Sir Alex Ferguson backs cancer research; makes a donation of £250,000

Sir Alex Ferguson.

Sir Alex Ferguson posing with Tom Buckley, a fan diagnosed with cancer in 2009.

Sir Alex Ferguson may have retired from management, but the fighter inside him hasn’t retired yet as he fights the biggest battle for mankind, the fight against Cancer.

Ferguson was one of the secret funders to a research undertaken on a drug which is said to one of the biggest medical breakthrough in decades for treating cancer, revealed Daily Mirror reporter Ben Rossington.
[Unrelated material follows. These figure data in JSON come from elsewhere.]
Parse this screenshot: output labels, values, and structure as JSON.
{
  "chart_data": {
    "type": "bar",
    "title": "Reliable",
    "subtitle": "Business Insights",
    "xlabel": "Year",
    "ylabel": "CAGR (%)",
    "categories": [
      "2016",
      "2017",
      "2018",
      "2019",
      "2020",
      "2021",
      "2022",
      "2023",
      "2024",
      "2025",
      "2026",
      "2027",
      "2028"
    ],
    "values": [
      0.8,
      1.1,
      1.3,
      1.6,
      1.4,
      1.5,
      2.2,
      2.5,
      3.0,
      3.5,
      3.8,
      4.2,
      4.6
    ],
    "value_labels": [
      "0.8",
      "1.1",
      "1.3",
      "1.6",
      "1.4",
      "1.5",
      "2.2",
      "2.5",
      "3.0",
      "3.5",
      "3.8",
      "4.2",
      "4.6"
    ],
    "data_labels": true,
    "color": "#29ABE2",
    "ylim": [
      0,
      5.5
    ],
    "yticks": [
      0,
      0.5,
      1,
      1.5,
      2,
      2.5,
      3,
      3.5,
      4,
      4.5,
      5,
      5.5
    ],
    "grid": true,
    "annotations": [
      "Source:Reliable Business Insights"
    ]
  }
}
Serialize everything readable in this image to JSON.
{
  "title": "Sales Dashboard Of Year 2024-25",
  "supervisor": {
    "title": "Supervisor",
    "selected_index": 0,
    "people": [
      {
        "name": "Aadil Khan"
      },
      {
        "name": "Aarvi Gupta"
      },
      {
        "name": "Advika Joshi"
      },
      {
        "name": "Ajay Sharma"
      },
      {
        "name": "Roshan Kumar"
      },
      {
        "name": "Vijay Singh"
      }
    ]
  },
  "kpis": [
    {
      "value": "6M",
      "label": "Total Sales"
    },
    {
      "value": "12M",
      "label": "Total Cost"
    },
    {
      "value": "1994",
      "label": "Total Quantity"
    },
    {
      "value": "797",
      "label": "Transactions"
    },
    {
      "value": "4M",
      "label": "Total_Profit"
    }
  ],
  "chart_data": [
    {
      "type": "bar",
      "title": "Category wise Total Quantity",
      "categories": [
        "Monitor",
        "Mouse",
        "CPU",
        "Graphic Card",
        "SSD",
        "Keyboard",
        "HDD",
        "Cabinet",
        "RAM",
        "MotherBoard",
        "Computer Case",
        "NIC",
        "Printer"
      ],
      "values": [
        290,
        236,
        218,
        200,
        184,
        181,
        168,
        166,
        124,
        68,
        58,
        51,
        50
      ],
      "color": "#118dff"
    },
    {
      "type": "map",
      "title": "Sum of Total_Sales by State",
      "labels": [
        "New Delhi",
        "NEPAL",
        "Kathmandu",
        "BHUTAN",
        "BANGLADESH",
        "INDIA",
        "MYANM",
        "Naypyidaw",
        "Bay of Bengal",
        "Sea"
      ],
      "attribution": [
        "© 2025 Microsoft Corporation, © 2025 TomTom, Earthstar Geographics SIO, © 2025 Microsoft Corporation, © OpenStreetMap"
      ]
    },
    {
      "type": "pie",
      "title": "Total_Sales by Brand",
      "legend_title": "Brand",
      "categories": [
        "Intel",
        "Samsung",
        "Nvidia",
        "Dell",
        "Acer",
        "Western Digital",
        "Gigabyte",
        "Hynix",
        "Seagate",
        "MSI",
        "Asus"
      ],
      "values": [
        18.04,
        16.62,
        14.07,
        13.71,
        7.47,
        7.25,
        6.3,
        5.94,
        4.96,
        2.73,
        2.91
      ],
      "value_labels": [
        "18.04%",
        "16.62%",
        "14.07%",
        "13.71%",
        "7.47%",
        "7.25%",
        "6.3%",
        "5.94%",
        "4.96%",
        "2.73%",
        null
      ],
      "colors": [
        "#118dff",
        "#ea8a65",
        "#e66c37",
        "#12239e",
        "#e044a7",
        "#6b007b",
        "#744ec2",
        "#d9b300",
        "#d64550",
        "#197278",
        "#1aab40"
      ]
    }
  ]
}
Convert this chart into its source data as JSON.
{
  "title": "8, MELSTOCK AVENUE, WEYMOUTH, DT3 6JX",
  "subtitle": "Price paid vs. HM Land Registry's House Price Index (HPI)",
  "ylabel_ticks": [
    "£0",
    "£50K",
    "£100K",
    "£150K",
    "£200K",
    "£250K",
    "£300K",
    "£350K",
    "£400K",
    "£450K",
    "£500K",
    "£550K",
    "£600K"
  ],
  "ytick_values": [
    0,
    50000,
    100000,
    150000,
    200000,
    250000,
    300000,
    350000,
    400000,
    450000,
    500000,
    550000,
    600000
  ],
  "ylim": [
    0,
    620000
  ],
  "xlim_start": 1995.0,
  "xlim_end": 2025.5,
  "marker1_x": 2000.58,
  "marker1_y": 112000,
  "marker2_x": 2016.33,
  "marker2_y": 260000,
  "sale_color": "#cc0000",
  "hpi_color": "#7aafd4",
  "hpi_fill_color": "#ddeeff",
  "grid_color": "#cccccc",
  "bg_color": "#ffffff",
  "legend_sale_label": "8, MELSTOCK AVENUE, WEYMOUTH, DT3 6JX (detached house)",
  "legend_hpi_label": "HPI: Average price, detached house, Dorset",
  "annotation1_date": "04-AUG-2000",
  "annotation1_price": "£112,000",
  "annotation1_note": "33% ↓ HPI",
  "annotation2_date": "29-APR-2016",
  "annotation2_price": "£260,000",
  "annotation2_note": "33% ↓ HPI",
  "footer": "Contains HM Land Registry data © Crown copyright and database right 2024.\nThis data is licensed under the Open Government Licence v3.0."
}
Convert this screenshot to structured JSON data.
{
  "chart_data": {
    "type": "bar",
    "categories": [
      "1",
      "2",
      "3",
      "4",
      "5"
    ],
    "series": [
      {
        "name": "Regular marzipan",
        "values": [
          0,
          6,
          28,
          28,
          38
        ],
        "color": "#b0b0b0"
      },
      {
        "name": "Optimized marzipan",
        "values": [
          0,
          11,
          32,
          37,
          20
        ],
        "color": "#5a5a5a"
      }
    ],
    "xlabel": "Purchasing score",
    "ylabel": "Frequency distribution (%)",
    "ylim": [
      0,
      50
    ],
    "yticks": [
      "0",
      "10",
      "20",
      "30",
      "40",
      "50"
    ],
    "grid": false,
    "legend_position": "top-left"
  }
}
According to Rossington, the former Manchester United manager has made a donation of £250,000 to a research study on cancer conducted by Professor Agamemnon Epenetos, a practising Oncologist and Cancer Researcher in London.

Epenetos had earlier unveiled his work on cancer last month in trails which shows that his drug, a genetically engineered protein called TR4 was successful in eliminating cancer cells from human bowels.

http://youtu.be/fAvxyr_nXUU

“I remember being told my parents had lung cancer,” said Ferguson who had lost both of his parents to lung cancer. “It’s one of the scariest things you’ll ever hear.”

Ferguson’s dad Alexander had given up to the disease aged 66 in 1979, while his mother Elizabeth succumed to cancer in 1986 while she was 64.

“But things are different now. These days, lung cancer doesn’t have to be a death sentence. And finding it early could save your life,” he added.